While making my song, I discovered several interesting features of the program that are good for both casual musicians and professional. In addition to possessing the basics of its fellow audio workstations, Soundation sorts its sound library into BPM, which is a great tool for users unfamiliar with music theory (or just terrible at rhythm). The program also offers the ability to alter the tempo of a clip to suit the rest of a piece. Unfortunately, this seems to mostly have terrible results.
Another fascinating discovery was the folder of everyday life noises in the sound library. It has everything from bird chirps to people sipping coffee. This is a great idea for creative music making, although the clips can be rough sometimes. Also, the program is German, so the clips of dialogue are all in Deutsch, which is very interesting.
PAY IT FORWARD
The final step in this project was making an instructional tutorial. I decided to just go over the very basics of using Soundation: what the difference was between an “audio” and “instrument” channel, what the “sound library” was and how to use it, how to drag and drop clips into the screen, how to lengthen clips to make them repeat, and how to save a song (and the limitations thereof). This part was difficult, partly because I was silly and only gave myself a week to work on it.

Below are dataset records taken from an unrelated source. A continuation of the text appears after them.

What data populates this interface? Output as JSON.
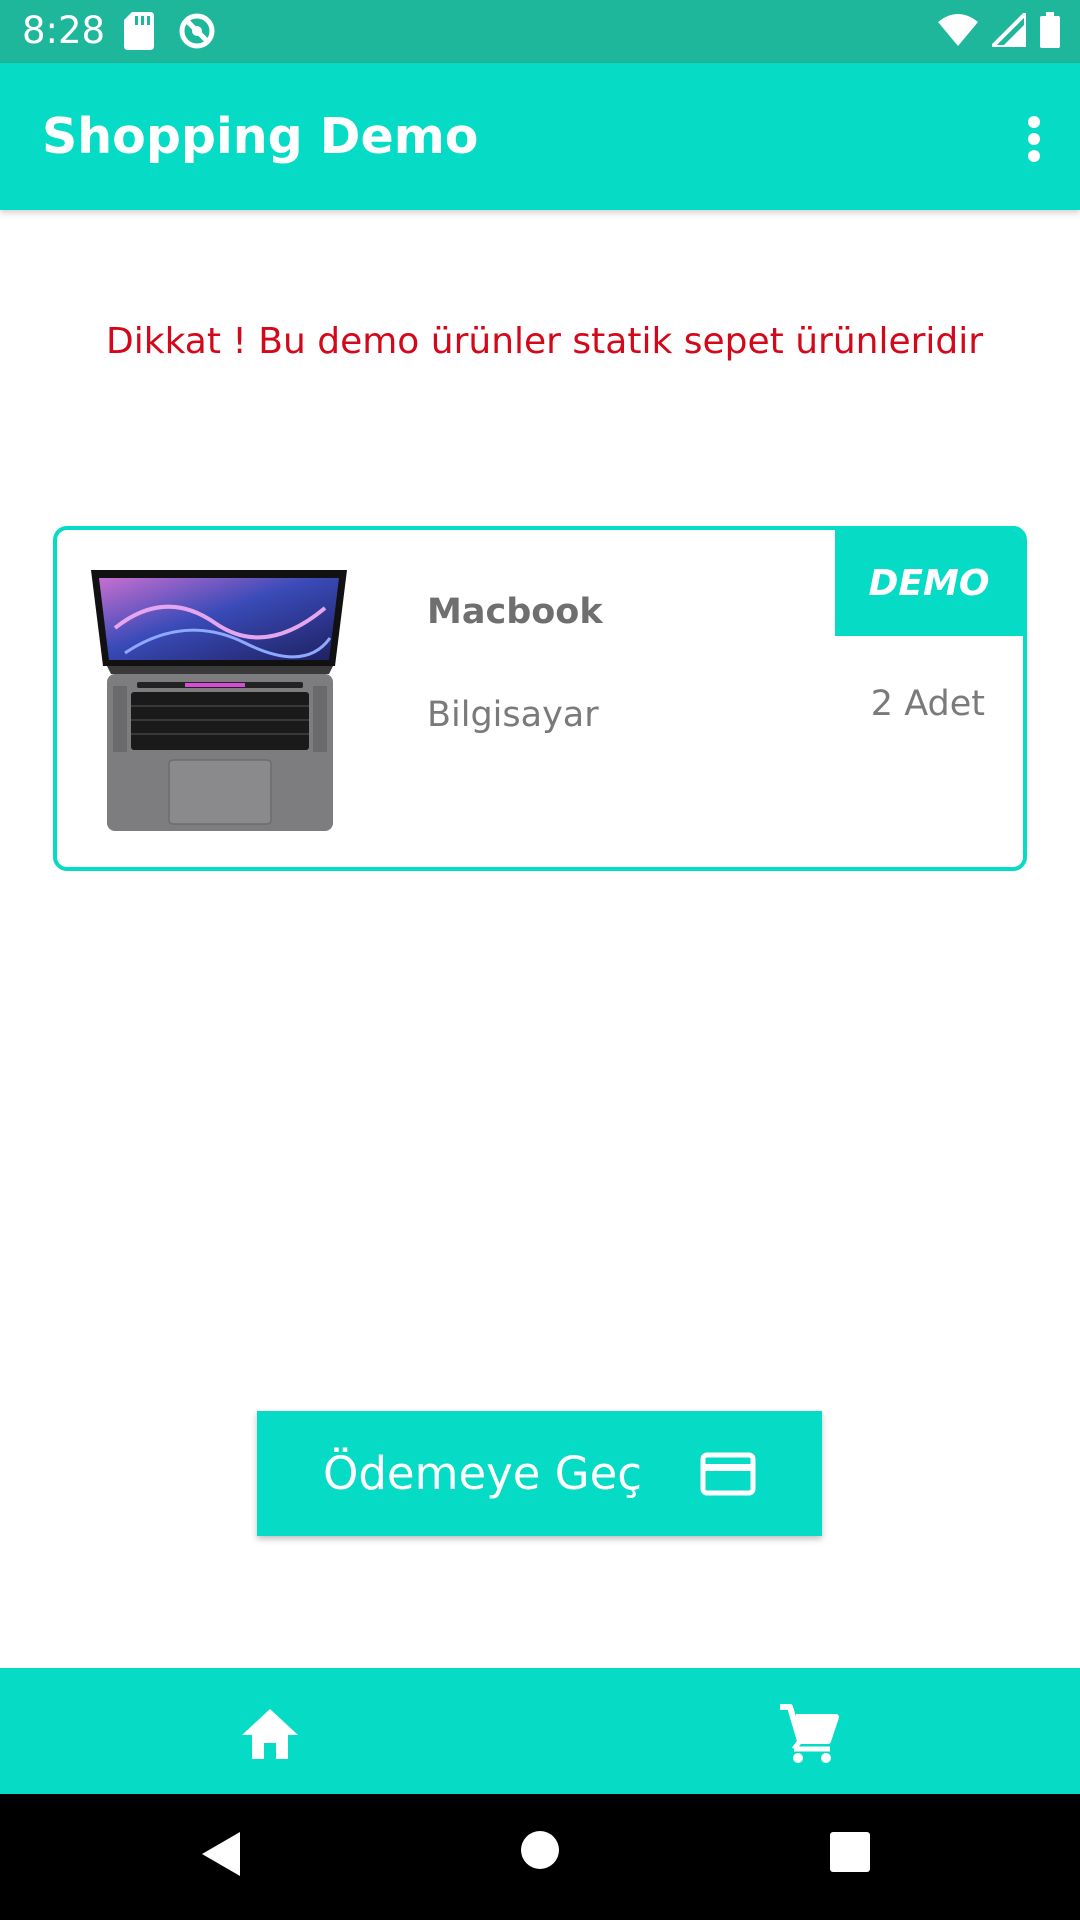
{
  "status_bar": {
    "time": "8:28",
    "icons": [
      "sd-card-icon",
      "sync-icon",
      "wifi-icon",
      "signal-icon",
      "battery-icon"
    ]
  },
  "app_bar": {
    "title": "Shopping Demo",
    "menu_icon": "more-vert-icon"
  },
  "notice": {
    "text": "Dikkat ! Bu demo ürünler statik sepet ürünleridir",
    "color": "#d3091b"
  },
  "cart_item": {
    "name": "Macbook",
    "category": "Bilgisayar",
    "badge": "DEMO",
    "quantity": "2 Adet",
    "image_icon": "laptop-image"
  },
  "checkout": {
    "label": "Ödemeye Geç",
    "icon": "credit-card-icon"
  },
  "bottom_nav": {
    "items": [
      {
        "icon": "home-icon"
      },
      {
        "icon": "shopping-cart-icon"
      }
    ]
  },
  "system_nav": [
    "back-icon",
    "home-circle-icon",
    "recents-icon"
  ],
  "colors": {
    "accent": "#05dbc5",
    "status_bar": "#1fb79b",
    "warning": "#d3091b",
    "text_gray": "#7a7a7a"
  }
}
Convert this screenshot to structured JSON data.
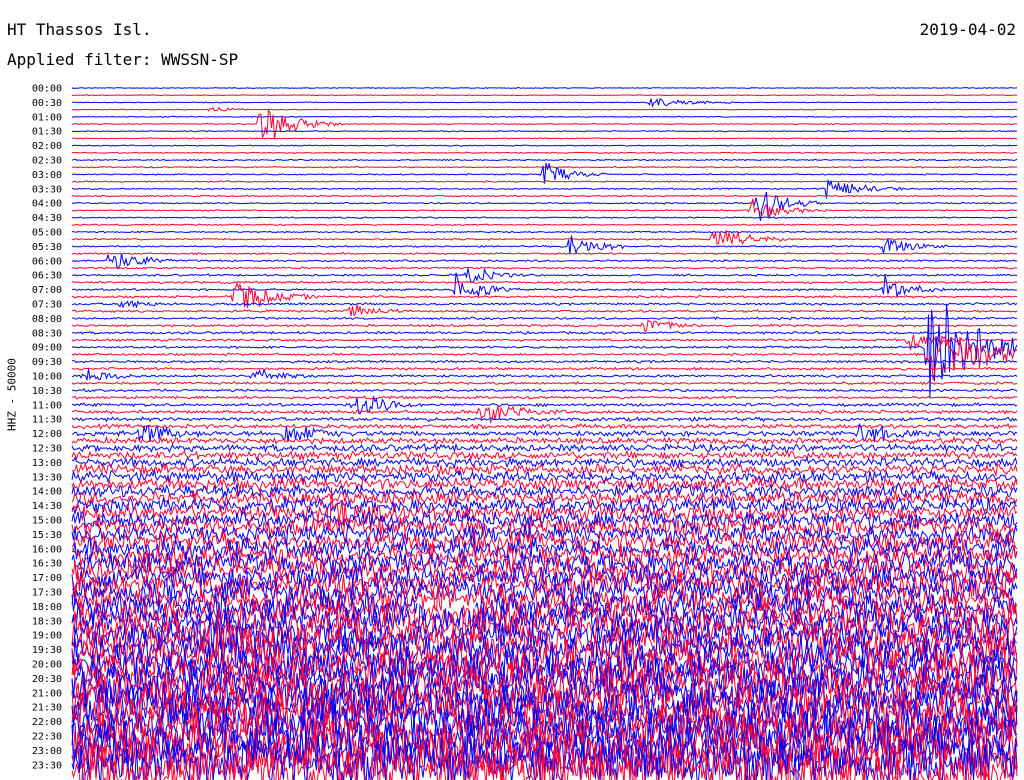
{
  "header": {
    "station": "HT Thassos Isl.",
    "filter": "Applied filter: WWSSN-SP",
    "date": "2019-04-02"
  },
  "chart_data": {
    "type": "line",
    "title": "HT Thassos Isl.",
    "subtitle": "Applied filter: WWSSN-SP",
    "date": "2019-04-02",
    "ylabel": "HHZ - 50000",
    "xlabel": "",
    "time_labels": [
      "00:00",
      "00:30",
      "01:00",
      "01:30",
      "02:00",
      "02:30",
      "03:00",
      "03:30",
      "04:00",
      "04:30",
      "05:00",
      "05:30",
      "06:00",
      "06:30",
      "07:00",
      "07:30",
      "08:00",
      "08:30",
      "09:00",
      "09:30",
      "10:00",
      "10:30",
      "11:00",
      "11:30",
      "12:00",
      "12:30",
      "13:00",
      "13:30",
      "14:00",
      "14:30",
      "15:00",
      "15:30",
      "16:00",
      "16:30",
      "17:00",
      "17:30",
      "18:00",
      "18:30",
      "19:00",
      "19:30",
      "20:00",
      "20:30",
      "21:00",
      "21:30",
      "22:00",
      "22:30",
      "23:00",
      "23:30"
    ],
    "series_colors": [
      "#0000ff",
      "#ff0033"
    ],
    "trace_minutes": 15,
    "noise_by_trace": [
      0.35,
      0.35,
      0.35,
      0.35,
      0.4,
      0.4,
      0.45,
      0.45,
      0.5,
      0.5,
      0.55,
      0.6,
      0.6,
      0.6,
      0.6,
      0.6,
      0.6,
      0.6,
      0.6,
      0.6,
      0.65,
      0.65,
      0.7,
      0.75,
      0.8,
      0.85,
      0.85,
      0.9,
      0.9,
      0.9,
      0.95,
      0.95,
      0.95,
      1.0,
      1.0,
      1.0,
      1.0,
      1.0,
      1.05,
      1.05,
      1.05,
      1.1,
      1.1,
      1.2,
      1.3,
      1.4,
      1.6,
      1.8,
      2.2,
      2.6,
      3.0,
      3.4,
      3.8,
      4.3,
      4.8,
      5.2,
      5.6,
      6.0,
      6.4,
      6.8,
      7.2,
      7.6,
      8.0,
      8.4,
      8.8,
      9.2,
      9.6,
      10.0,
      10.4,
      10.8,
      11.2,
      11.6,
      12.0,
      12.4,
      12.8,
      13.2,
      13.6,
      14.0,
      14.4,
      14.8,
      15.2,
      15.6,
      16.0,
      16.4,
      16.8,
      17.2,
      17.6,
      18.0,
      18.4,
      18.8,
      19.2,
      19.6,
      20.0,
      20.4,
      20.8,
      21.2
    ],
    "events": [
      {
        "trace": 2,
        "minute": 9.2,
        "amp": 6,
        "dur": 1.4
      },
      {
        "trace": 3,
        "minute": 2.2,
        "amp": 3,
        "dur": 0.9
      },
      {
        "trace": 5,
        "minute": 3.0,
        "amp": 26,
        "dur": 1.3
      },
      {
        "trace": 12,
        "minute": 7.5,
        "amp": 14,
        "dur": 1.0
      },
      {
        "trace": 14,
        "minute": 12.0,
        "amp": 16,
        "dur": 1.2
      },
      {
        "trace": 16,
        "minute": 10.9,
        "amp": 26,
        "dur": 1.0
      },
      {
        "trace": 17,
        "minute": 10.8,
        "amp": 12,
        "dur": 1.2
      },
      {
        "trace": 21,
        "minute": 10.2,
        "amp": 20,
        "dur": 1.2
      },
      {
        "trace": 22,
        "minute": 7.9,
        "amp": 18,
        "dur": 1.0
      },
      {
        "trace": 22,
        "minute": 12.9,
        "amp": 14,
        "dur": 1.0
      },
      {
        "trace": 24,
        "minute": 0.6,
        "amp": 16,
        "dur": 1.1
      },
      {
        "trace": 26,
        "minute": 6.3,
        "amp": 12,
        "dur": 0.9
      },
      {
        "trace": 28,
        "minute": 6.1,
        "amp": 20,
        "dur": 1.0
      },
      {
        "trace": 28,
        "minute": 12.9,
        "amp": 16,
        "dur": 1.0
      },
      {
        "trace": 29,
        "minute": 2.6,
        "amp": 22,
        "dur": 1.3
      },
      {
        "trace": 30,
        "minute": 0.8,
        "amp": 6,
        "dur": 1.0
      },
      {
        "trace": 31,
        "minute": 4.4,
        "amp": 8,
        "dur": 1.0
      },
      {
        "trace": 33,
        "minute": 9.1,
        "amp": 10,
        "dur": 1.0
      },
      {
        "trace": 35,
        "minute": 13.3,
        "amp": 14,
        "dur": 1.0
      },
      {
        "trace": 40,
        "minute": 0.2,
        "amp": 10,
        "dur": 1.0
      },
      {
        "trace": 40,
        "minute": 2.9,
        "amp": 9,
        "dur": 1.0
      },
      {
        "trace": 44,
        "minute": 4.5,
        "amp": 22,
        "dur": 1.0
      },
      {
        "trace": 45,
        "minute": 6.5,
        "amp": 18,
        "dur": 1.2
      },
      {
        "trace": 48,
        "minute": 1.1,
        "amp": 14,
        "dur": 1.0
      },
      {
        "trace": 48,
        "minute": 3.4,
        "amp": 14,
        "dur": 1.0
      },
      {
        "trace": 48,
        "minute": 12.5,
        "amp": 18,
        "dur": 1.0
      },
      {
        "trace": 59,
        "minute": 4.1,
        "amp": 22,
        "dur": 1.2
      },
      {
        "trace": 37,
        "minute": 13.6,
        "amp": 30,
        "dur": 3.0
      },
      {
        "trace": 36,
        "minute": 13.6,
        "amp": 70,
        "dur": 2.0
      },
      {
        "trace": 77,
        "minute": 2.1,
        "amp": 28,
        "dur": 1.5
      },
      {
        "trace": 79,
        "minute": 2.3,
        "amp": 40,
        "dur": 2.0
      },
      {
        "trace": 76,
        "minute": 2.1,
        "amp": 18,
        "dur": 1.0
      }
    ],
    "gap": {
      "trace": 72,
      "from_minute": 5.5,
      "to_minute": 6.4
    }
  }
}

Due to time constraints in my life in connection with recording good audio and the fact that my PC couldn’t work with Apple’s video data, I wasn’t sure what to do. I made image stills simply enough – Photoshop for text and screenshots for images. However, the video screen captures I used to show things like dragging and dropping wouldn’t open in Windows Movie Maker. So, Thursday I realized that I would have to record audio in my house and then make the images and video fit the audio in iMovie the next day on the classroom’s Mac. Because of how rushed I was, my audio wasn’t the best (although it was clear!) and I forgot a few steps I meant to include in the tutorial, like splitting a track. However, I couldn’t record in class because my microphone would pick up my classmates. So, I did the best I could and wished I had started before the weekend.
I learned several technical things while working on the tutorial, such as how to use iMovie, screen capture in Quick Time, and how to soften noise in Audacity.